You must destem Do not ferment with the stems


----------



## Boyd (Oct 13, 2011)

I would have to disagree with destemming the grapes.

Although I do not drink very much of my wines I have been making wine from wild grapes for about 5 years.

I crush them on the stems with a 2x4 with a piece 3 1/2" piece of 1x4 nailed on it after freezing , peptic enzime and K-meta for a day and then ferment for 2 days and press. 

Can you imagine picking those little suckers of the stemsby hand?

People that drink the stuff tell me it is very good.

I picked the last of my marquettes, about 30-40 persent raisens a few of days ago and am going to do the same with those. Thawing today, crush tommorrow. 

Racked a 3 gallon batch from the primary today. Same program.
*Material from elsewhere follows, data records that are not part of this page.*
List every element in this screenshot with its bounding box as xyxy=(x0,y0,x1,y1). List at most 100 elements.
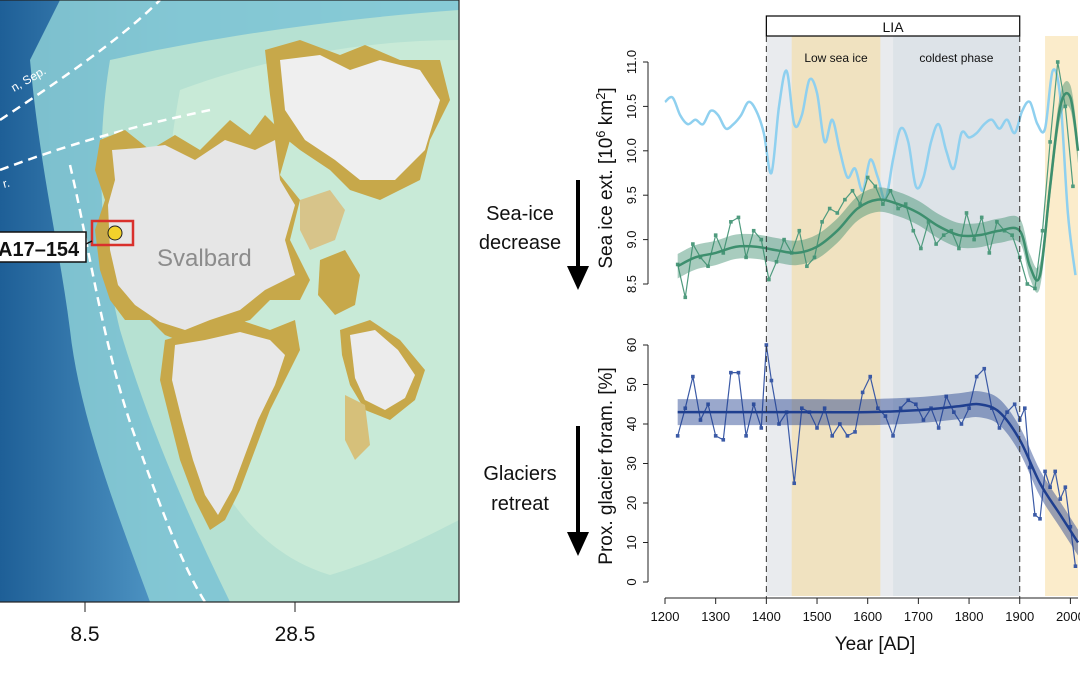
lia-boundary-lines xyxy=(765,36,1021,598)
top-y-tick-label: 10.5 xyxy=(624,94,639,119)
sea-ice-proxy-point xyxy=(1055,60,1060,64)
glacier-foram-point xyxy=(769,378,774,383)
glacier-foram-point xyxy=(800,406,804,410)
glacier-foram-point xyxy=(898,406,903,410)
glacier-foram-point xyxy=(1053,469,1057,474)
glacier-foram-point xyxy=(1068,524,1073,529)
sea-ice-extent-line xyxy=(664,68,1077,276)
sea-ice-proxy-point xyxy=(774,260,779,264)
sea-ice-proxy-point xyxy=(759,237,764,242)
sea-ice-proxy-point xyxy=(698,255,703,260)
sea-ice-proxy-point xyxy=(957,246,961,251)
sea-ice-proxy-point xyxy=(797,228,802,233)
glacier-foram-point xyxy=(876,406,880,410)
glacier-foram-point xyxy=(914,402,918,407)
sea-ice-proxy-point xyxy=(873,184,878,189)
top-y-tick-label: 9.0 xyxy=(624,231,639,249)
site-box xyxy=(90,219,135,247)
sea-ice-proxy-point xyxy=(964,211,969,215)
glacier-foram-point xyxy=(1038,517,1042,521)
sea-ice-proxy-point xyxy=(812,255,817,260)
sea-ice-proxy-point xyxy=(1048,140,1052,144)
glacier-foram-point xyxy=(1022,406,1027,410)
sea-ice-proxy-point xyxy=(820,220,824,224)
lia-label: LIA xyxy=(883,19,905,35)
bottom-y-tick-label: 40 xyxy=(624,417,639,431)
sea-ice-proxy-point xyxy=(744,255,748,260)
bottom-y-tick-label: 60 xyxy=(624,338,639,352)
glacier-foram-point xyxy=(706,402,710,407)
glacier-arrow-line2: retreat xyxy=(491,493,549,515)
bottom-y-tick-label: 50 xyxy=(624,377,639,391)
glacier-foram-point xyxy=(906,398,911,403)
sea-ice-proxy-point xyxy=(1063,104,1068,109)
down-arrow-icon xyxy=(567,532,589,556)
low-sea-ice-band xyxy=(791,36,881,596)
glacier-foram-point xyxy=(891,434,895,438)
sea-ice-proxy-point xyxy=(1033,286,1037,291)
coldest-phase-label: coldest phase xyxy=(919,51,993,65)
x-tick-label: 1600 xyxy=(853,609,882,624)
sea-ice-proxy-point xyxy=(1010,233,1014,237)
sea-ice-proxy-point xyxy=(888,188,893,193)
bottom-y-tick-label: 10 xyxy=(624,535,639,549)
sea-ice-proxy-point xyxy=(850,188,855,193)
sea-ice-proxy-point xyxy=(903,202,908,206)
glacier-foram-point xyxy=(759,426,764,430)
glacier-foram-point xyxy=(777,422,781,426)
sea-ice-proxy-point xyxy=(949,228,954,233)
glacier-foram-point xyxy=(744,434,748,438)
bottom-y-axis: 0 10 20 30 40 50 60 xyxy=(624,338,649,586)
bottom-y-tick-label: 20 xyxy=(624,496,639,510)
sea-ice-chart xyxy=(664,60,1080,300)
sea-ice-proxy-point xyxy=(827,206,832,211)
period-shading xyxy=(766,36,1078,596)
x-tick-label: 2000 xyxy=(1056,609,1080,624)
sea-ice-proxy-point xyxy=(782,237,786,242)
site-label: A17–154 xyxy=(0,239,80,261)
sea-ice-proxy-point xyxy=(805,264,809,269)
glacier-foram-point xyxy=(698,418,703,422)
glacier-foram-raw-line xyxy=(677,344,1077,567)
sea-ice-proxy-point xyxy=(751,228,756,233)
glacier-foram-point xyxy=(830,434,835,438)
contour-label-2: r. xyxy=(1,176,11,191)
lon-tick-2: 28.5 xyxy=(275,623,316,646)
glacier-foram-point xyxy=(868,374,873,379)
top-y-tick-label: 11.0 xyxy=(624,50,639,74)
sea-ice-proxy-point xyxy=(995,220,999,224)
sea-ice-proxy-point xyxy=(729,220,733,224)
glacier-foram-point xyxy=(764,343,769,347)
glacier-foram-confidence-band xyxy=(677,390,1078,556)
sea-ice-proxy-point xyxy=(896,206,900,211)
down-arrow-icon xyxy=(567,266,589,290)
glacier-foram-point xyxy=(997,426,1002,430)
glacier-arrow-line1: Glaciers xyxy=(483,463,556,485)
glacier-foram-point xyxy=(1073,564,1078,568)
sea-ice-proxy-point xyxy=(911,228,916,233)
sea-ice-proxy-point xyxy=(979,215,984,220)
sea-ice-annotation: Sea-ice decrease xyxy=(479,180,589,290)
sea-ice-proxy-point xyxy=(881,202,885,206)
lon-tick-1: 8.5 xyxy=(70,623,99,646)
x-tick-label: 1700 xyxy=(904,609,933,624)
sea-ice-proxy-point xyxy=(691,242,695,246)
glacier-foram-point xyxy=(1048,485,1052,489)
glacier-foram-point xyxy=(936,426,941,430)
glacier-foram-point xyxy=(959,422,964,426)
glacier-foram-point xyxy=(729,370,733,375)
sea-ice-proxy-point xyxy=(767,277,771,282)
sea-ice-proxy-point xyxy=(675,262,680,267)
site-label-box xyxy=(0,231,87,263)
top-y-tick-label: 9.5 xyxy=(624,186,639,204)
sea-ice-proxy-point xyxy=(736,215,741,220)
sea-ice-proxy-point xyxy=(858,202,862,206)
glacier-foram-point xyxy=(792,481,797,486)
glacier-foram-point xyxy=(713,434,718,438)
glacier-foram-point xyxy=(691,374,695,379)
x-tick-label: 1300 xyxy=(701,609,730,624)
top-y-axis-label: Sea ice ext. [106 km2] xyxy=(593,87,618,268)
bottom-y-axis-label: Prox. glacier foram. [%] xyxy=(596,367,617,564)
svalbard-map: n, Sep. r. Svalbard A17–154 xyxy=(0,0,459,602)
x-axis-label: Year [AD] xyxy=(835,634,916,655)
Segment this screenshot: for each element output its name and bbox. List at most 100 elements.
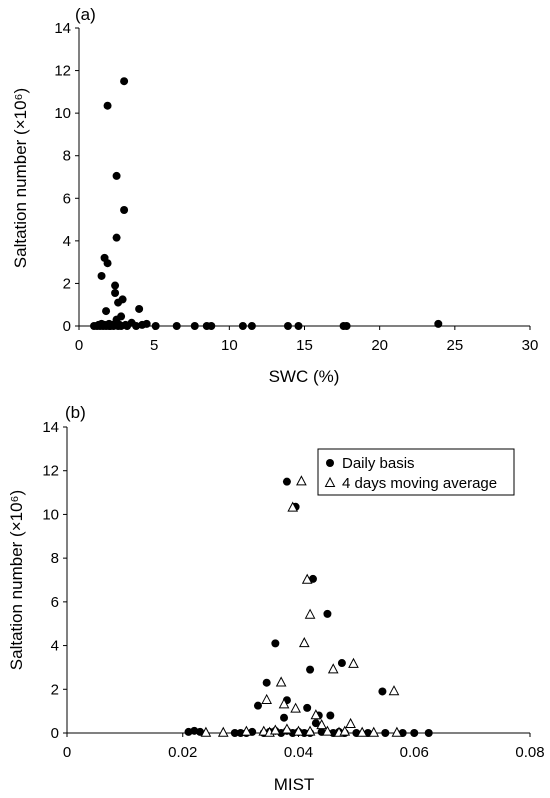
data-point-triangle xyxy=(301,573,313,584)
panel-a-label: (a) xyxy=(75,5,96,24)
data-point-circle xyxy=(117,312,126,321)
data-point-triangle xyxy=(388,685,400,696)
data-point-circle xyxy=(262,678,271,687)
data-point-circle xyxy=(271,639,280,648)
panel-b: (b) Saltation number (×10⁶) MIST 0 2 4 6 8 10… xyxy=(7,403,545,794)
data-point-triangle xyxy=(287,501,299,512)
data-point-circle xyxy=(120,77,129,86)
legend-marker-circle xyxy=(326,459,334,467)
data-point-circle xyxy=(112,171,121,180)
data-point-circle xyxy=(111,289,120,298)
panel-b-y-tick-label: 0 xyxy=(51,725,59,742)
data-point-triangle xyxy=(316,719,327,730)
data-point-circle xyxy=(311,719,320,728)
data-point-triangle xyxy=(217,726,229,737)
panel-a-x-tick-label: 10 xyxy=(221,337,238,354)
data-point-triangle xyxy=(241,725,252,736)
legend-label: Daily basis xyxy=(342,455,415,472)
data-point-circle xyxy=(323,609,332,618)
panel-a: (a) Saltation number (×10⁶) SWC (%) 0 2 4 6… xyxy=(11,5,538,386)
panel-b-series-1 xyxy=(200,475,403,737)
data-point-triangle xyxy=(281,723,293,734)
data-point-triangle xyxy=(258,725,270,736)
data-point-circle xyxy=(342,322,351,330)
data-point-triangle xyxy=(348,657,359,668)
data-point-circle xyxy=(112,233,121,242)
panel-a-x-tick-label: 0 xyxy=(75,337,83,354)
data-point-triangle xyxy=(293,725,304,736)
panel-a-y-tick-label: 8 xyxy=(63,148,71,165)
data-point-triangle xyxy=(304,725,316,736)
panel-a-x-tick-label: 25 xyxy=(446,337,463,354)
data-point-triangle xyxy=(298,637,310,648)
panel-b-y-tick-label: 2 xyxy=(51,681,59,698)
data-point-circle xyxy=(238,322,247,330)
panel-b-legend: Daily basis 4 days moving average xyxy=(317,448,515,496)
data-point-circle xyxy=(253,701,262,710)
legend-label: 4 days moving average xyxy=(342,475,497,492)
panel-a-y-tick-label: 10 xyxy=(54,105,71,122)
data-point-circle xyxy=(102,307,111,316)
data-point-triangle xyxy=(275,676,287,687)
data-point-triangle xyxy=(368,726,380,737)
panel-b-y-tick-label: 6 xyxy=(51,594,59,611)
data-point-triangle xyxy=(322,725,333,736)
panel-a-y-tick-label: 12 xyxy=(54,63,71,80)
panel-a-x-tick-label: 15 xyxy=(296,337,313,354)
data-point-circle xyxy=(142,319,151,328)
data-point-circle xyxy=(337,659,346,668)
data-point-circle xyxy=(247,322,256,330)
data-point-triangle xyxy=(270,724,281,735)
data-point-triangle xyxy=(200,726,212,737)
data-point-circle xyxy=(424,729,433,737)
data-point-circle xyxy=(190,322,199,330)
panel-b-x-tick-label: 0.04 xyxy=(284,744,313,761)
panel-b-y-tick-label: 4 xyxy=(51,638,59,655)
panel-b-x-tick-label: 0.08 xyxy=(515,744,544,761)
panel-a-x-tick-label: 20 xyxy=(371,337,388,354)
data-point-triangle xyxy=(327,663,339,674)
panel-a-x-tick-label: 30 xyxy=(522,337,539,354)
data-point-circle xyxy=(207,322,216,330)
panel-a-y-tick-label: 6 xyxy=(63,190,71,207)
data-point-triangle xyxy=(356,726,368,737)
data-point-circle xyxy=(103,259,112,268)
panel-a-y-tick-label: 0 xyxy=(63,318,71,335)
data-point-circle xyxy=(230,729,239,737)
data-point-circle xyxy=(103,101,112,110)
panel-b-y-tick-label: 14 xyxy=(42,419,59,436)
panel-b-y-tick-label: 12 xyxy=(42,463,59,480)
panel-a-y-tick-label: 4 xyxy=(63,233,71,250)
data-point-triangle xyxy=(261,693,272,704)
panel-b-series-0 xyxy=(184,477,433,737)
panel-b-label: (b) xyxy=(65,403,86,422)
data-point-circle xyxy=(135,304,144,313)
panel-a-series-0 xyxy=(90,77,443,330)
legend-box xyxy=(317,448,515,496)
data-point-circle xyxy=(303,703,312,712)
data-point-triangle xyxy=(278,698,290,709)
panel-b-x-tick-label: 0.06 xyxy=(400,744,429,761)
data-point-triangle xyxy=(304,608,316,619)
panel-b-x-tick-label: 0.02 xyxy=(168,744,197,761)
panel-a-xlabel: SWC (%) xyxy=(269,367,340,386)
data-point-circle xyxy=(111,281,120,290)
data-point-triangle xyxy=(290,702,301,713)
panel-b-x-tick-label: 0 xyxy=(63,744,71,761)
data-point-circle xyxy=(172,322,181,330)
data-point-triangle xyxy=(296,475,307,486)
panel-a-y-tick-label: 14 xyxy=(54,20,71,37)
data-point-circle xyxy=(294,322,303,330)
data-point-circle xyxy=(326,711,335,720)
data-point-circle xyxy=(306,665,315,674)
panel-b-y-tick-label: 10 xyxy=(42,506,59,523)
data-point-circle xyxy=(283,322,292,330)
data-point-circle xyxy=(280,713,289,722)
panel-b-xlabel: MIST xyxy=(274,775,315,794)
panel-b-ylabel: Saltation number (×10⁶) xyxy=(7,490,26,670)
panel-a-x-tick-label: 5 xyxy=(150,337,158,354)
data-point-circle xyxy=(410,729,419,737)
data-point-circle xyxy=(282,477,291,486)
data-point-circle xyxy=(381,729,390,737)
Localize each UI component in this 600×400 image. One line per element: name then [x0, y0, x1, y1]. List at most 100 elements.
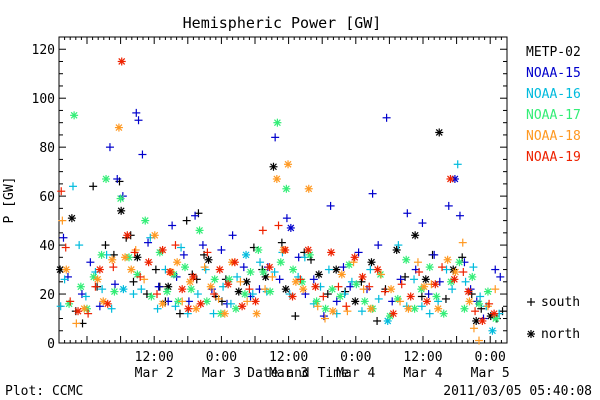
data-point — [144, 258, 153, 267]
data-point — [392, 245, 401, 254]
data-point — [243, 297, 252, 306]
data-point — [58, 216, 67, 225]
data-point — [265, 263, 274, 272]
data-point — [272, 174, 281, 183]
data-point — [184, 297, 193, 306]
data-point — [269, 162, 278, 171]
data-point — [469, 324, 478, 333]
series-noaa-15 — [59, 108, 505, 323]
data-point — [491, 265, 500, 274]
data-point — [319, 292, 328, 301]
data-point — [80, 304, 89, 313]
legend-marker-label-north: north — [541, 327, 580, 342]
data-point — [431, 280, 440, 289]
data-point — [72, 319, 81, 328]
data-point — [312, 297, 321, 306]
data-point — [273, 118, 282, 127]
data-point — [195, 226, 204, 235]
series-noaa-17 — [65, 111, 500, 323]
data-point — [117, 57, 126, 66]
data-point — [313, 302, 322, 311]
y-tick-label: 120 — [32, 43, 55, 58]
x-tick-time-label: 0:00 — [340, 350, 371, 365]
data-point — [248, 290, 257, 299]
data-point — [460, 304, 469, 313]
series-noaa-19 — [57, 57, 499, 325]
data-point — [60, 275, 69, 284]
data-point — [450, 275, 459, 284]
x-axis-label: Date and Time — [247, 366, 349, 381]
data-point — [422, 297, 431, 306]
data-point — [304, 245, 313, 254]
legend-entry-noaa-18: NOAA-18 — [526, 129, 581, 144]
data-point — [178, 285, 187, 294]
data-point — [181, 263, 189, 272]
data-point — [186, 277, 195, 286]
data-point — [76, 282, 85, 291]
data-point — [311, 282, 320, 291]
data-point — [354, 248, 363, 257]
data-point — [403, 209, 412, 218]
data-point — [458, 238, 467, 247]
data-point — [483, 287, 492, 296]
data-point — [368, 189, 377, 198]
data-point — [121, 253, 130, 262]
data-point — [108, 255, 117, 264]
plot-frame — [58, 36, 508, 344]
data-point — [214, 294, 223, 303]
data-point — [102, 174, 111, 183]
data-point — [123, 231, 132, 240]
data-point — [158, 299, 167, 308]
data-point — [461, 277, 470, 286]
data-point — [435, 128, 444, 137]
data-point — [358, 272, 367, 281]
data-point — [357, 307, 366, 316]
data-point — [307, 255, 315, 264]
data-point — [410, 275, 419, 284]
data-point — [220, 309, 229, 318]
data-point — [425, 263, 434, 272]
data-point — [284, 160, 293, 169]
data-point — [464, 287, 473, 296]
data-point — [116, 194, 125, 203]
y-tick-label: 0 — [47, 337, 55, 352]
data-point — [168, 221, 177, 230]
data-point — [182, 216, 191, 225]
data-point — [430, 250, 439, 259]
data-point — [309, 275, 318, 284]
data-point — [200, 263, 209, 272]
data-point — [417, 292, 426, 301]
data-point — [366, 304, 375, 313]
data-point — [439, 309, 448, 318]
data-point — [129, 277, 138, 286]
data-point — [444, 201, 453, 210]
data-point — [274, 221, 283, 230]
data-point — [441, 294, 450, 303]
data-point — [224, 280, 233, 289]
data-point — [360, 297, 369, 306]
data-point — [475, 336, 483, 345]
data-point — [396, 297, 405, 306]
data-point — [374, 241, 383, 250]
data-point — [164, 282, 173, 291]
data-point — [173, 258, 182, 267]
data-point — [366, 265, 375, 274]
data-point — [332, 297, 341, 306]
data-point — [175, 309, 184, 318]
data-point — [117, 206, 126, 215]
data-point — [256, 258, 265, 267]
data-point — [203, 248, 212, 257]
x-tick-time-label: 12:00 — [403, 350, 442, 365]
data-point — [95, 302, 104, 311]
chart-title: Hemispheric Power [GW] — [183, 14, 382, 32]
data-point — [193, 290, 202, 299]
data-point — [332, 265, 341, 274]
data-point — [346, 282, 355, 291]
data-point — [230, 258, 239, 267]
data-point — [451, 268, 460, 277]
data-point — [270, 268, 279, 277]
data-point — [455, 258, 464, 267]
data-point — [234, 287, 243, 296]
data-point — [424, 290, 433, 299]
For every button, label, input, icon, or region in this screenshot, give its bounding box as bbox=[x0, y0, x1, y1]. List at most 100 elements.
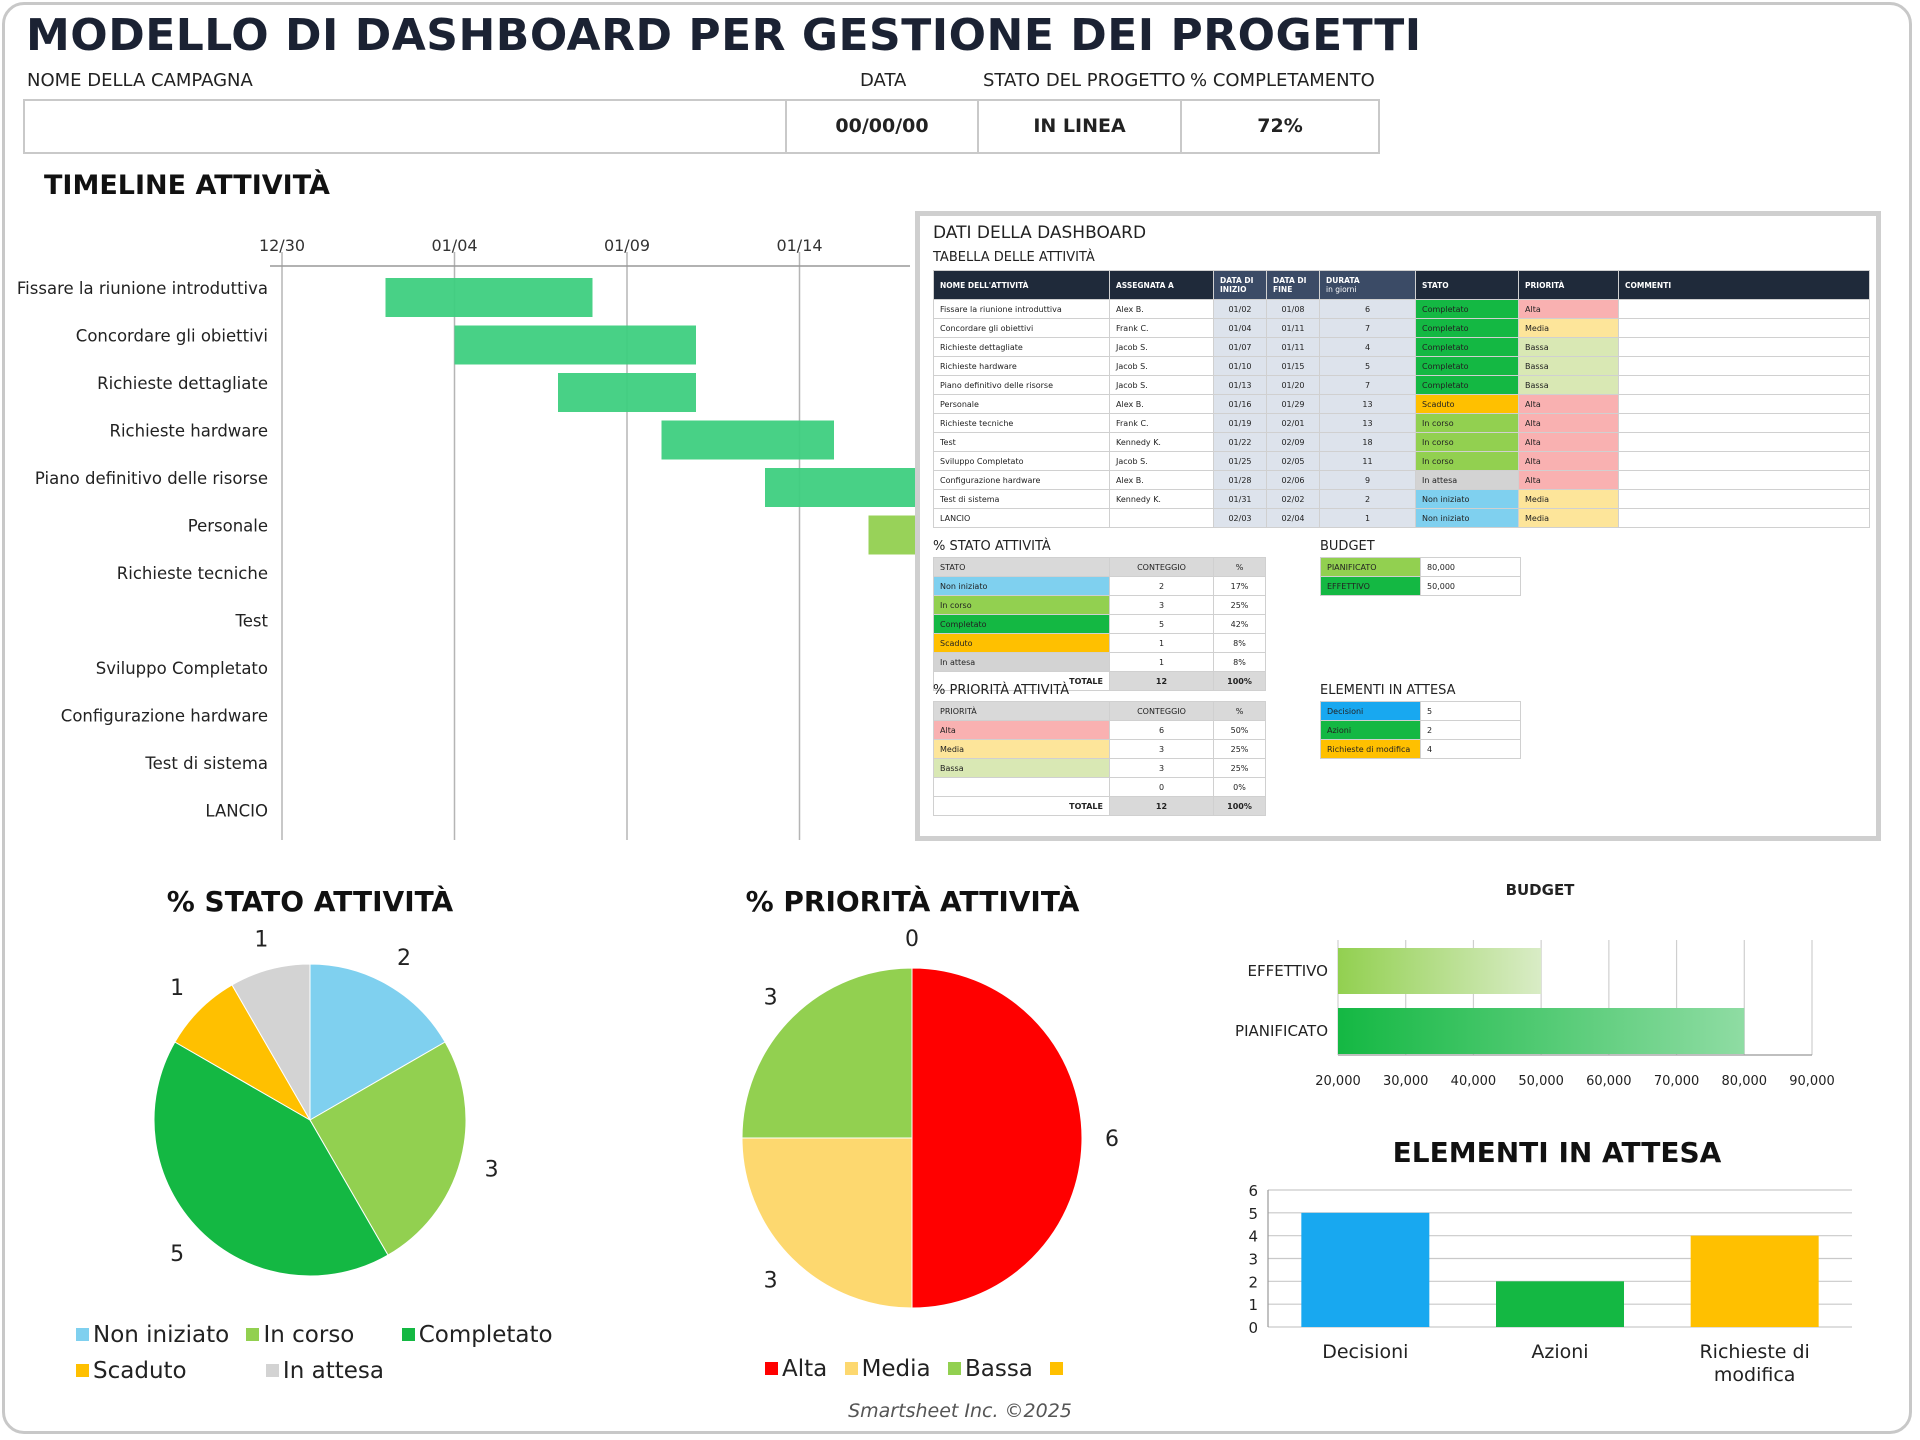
task-comment-cell[interactable] bbox=[1618, 451, 1870, 471]
task-status-cell[interactable]: Scaduto bbox=[1415, 394, 1519, 414]
task-name-cell[interactable]: Sviluppo Completato bbox=[933, 451, 1110, 471]
status-value[interactable]: IN LINEA bbox=[1033, 115, 1126, 137]
task-status-cell[interactable]: In attesa bbox=[1415, 470, 1519, 490]
task-days-cell[interactable]: 18 bbox=[1319, 432, 1416, 452]
task-assignee-cell[interactable]: Frank C. bbox=[1109, 318, 1214, 338]
task-status-cell[interactable]: In corso bbox=[1415, 451, 1519, 471]
task-comment-cell[interactable] bbox=[1618, 508, 1870, 528]
task-comment-cell[interactable] bbox=[1618, 489, 1870, 509]
task-priority-cell[interactable]: Alta bbox=[1518, 451, 1619, 471]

Never was good at following rules. Like to try other things and see what happens.


----------



## jeepingchick (Oct 14, 2011)

OK, I KNOW you dont juice grapes or apples.... but WHY?? Such a PITA when I have such a nice juicer and it sits there looking sad on my counter.


----------



## dannyb (Oct 28, 2011)

The skins contain natural yeast, so if no cultured yeast is added, you'll be missing an important ingrediant to start fermentation.


----------



## BobF (Oct 28, 2011)

Boyd said:


> ...
> Can you imagine picking those little suckers of the stemsby hand?
> ...


 
You should have go at 50# or so of elderberries!


----------



## buddy (Oct 28, 2011)

jeepingchick said:


> OK, I KNOW you dont juice grapes or apples.... but WHY?? Such a PITA when I have such a nice juicer and it sits there looking sad on my counter.



When you use a juicer some of the seeds will be chopped up and their contents will be added to the juice. 
The seeds of grapes as well as a lot of other fruit contain hydrogen cyanide which is not a good thing to be introducing to your wine.
Their is another thread that was recently started about hydrogen cyanide.


----------



## Runningwolf (Oct 28, 2011)

You do not want to chance crushing any seeds. As far as stems in the ferment that is not a good idea either as you will get some off tastes from them if left fermenting very long. With that said even when you destem/crush you still end up with some stems in your juice and even seeds. The rule is, avoid them as much as reasonably possible.

If you are doing something that worked for you in the past then keep doing it. We could go on and on with what we should/could do, just like adding yeast vs wild yeast.


----------



## BobF (Oct 28, 2011)

buddy said:


> When you use a juicer some of the seeds will be chopped up and their contents will be added to the juice.
> The seeds of grapes as well as a lot of other fruit contain hydrogen cyanide which is not a good thing to be introducing to your wine.
> Their is another thread that was recently started about hydrogen cyanide.


 

What about steam juicing?


----------